Financing as a Hurdle
In addition, financing options for energy generation solutions can be quite expensive, and funding sources are limited, especially as venture firms continue to avoid capital intensive projects with projected returns beyond the 3-5 year mark. The vast majority of energy generation worldwide has been planned and paid for by government with some corporate support. Venture capital has played a very small role in energy and cleantech to date. So start-ups are challenged to come up with funds to de-risk their technology solutions sufficient to be worthy of additional investment. Options for financing include government grants and corporate partnerships.

The panel offered their insights on the opportunities ahead.

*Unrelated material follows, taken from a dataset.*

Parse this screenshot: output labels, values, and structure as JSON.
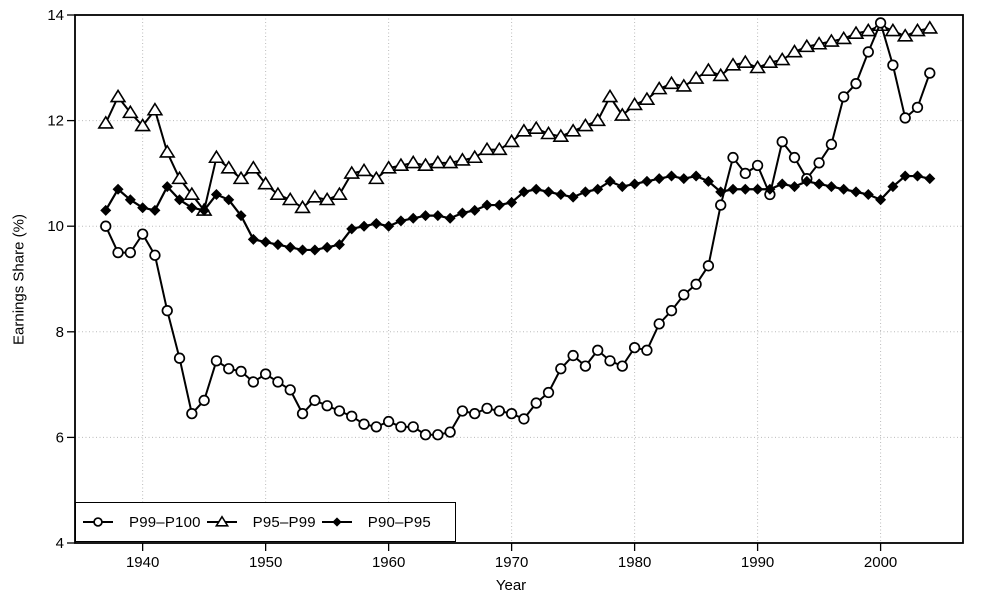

• Leverage opportunities provided by utilities like PG&E who are providing power purchase agreements which would encourage cost-effective production of energy ready to feed into the grid, particularly when there is the greatest demand – in the summers and during the afternoon hours. For more information, visit http://www.pge.com/includes/docs/pdfs/b2b/wholesaleelectricsuppliersolicitation/Feedin_Tariffs_FAQs.pdf
• Consider the various modules for the solution you are providing, and how technology innovation in any one component can increase the productivity of the overall system. For example, innovation in an inverter for solar panels, which accounts for roughly 7-10% of the overall cost of the panel, can maximize the output of the panels themselves, and also be cost-effectively manufactured.
• Consider the entrepreneurial opportunities around the storage of energy, including chemical (battery), compressed air, pumped hydro and other options.
• Although all sources of energy generation should be considered, some options will take a much larger investment to produce results. For example, tidal and wave energy might be a ready, natural and available energy source, but capturing it efficiently has historically been cost-prohibitive due to extremely harsh marine environment.

Leadership is Key
As we continue to face the growing global energy demands, the verdict is out on whether today’s leaders can maintain a bottom line perspective on our energy options, while showing political will power to deliver results which would benefit all. During this crisis, we need to focus on objectives. If it’s merely making life better for billions, we will need more energy. With climate change, we will need to solve new problems including effective desalination, building dykes and sensible zoning, amongst other challenges. In conclusion, we should all be informed and feel empowered to influence who leads and how they lead us through this problem-that-must-be-solved.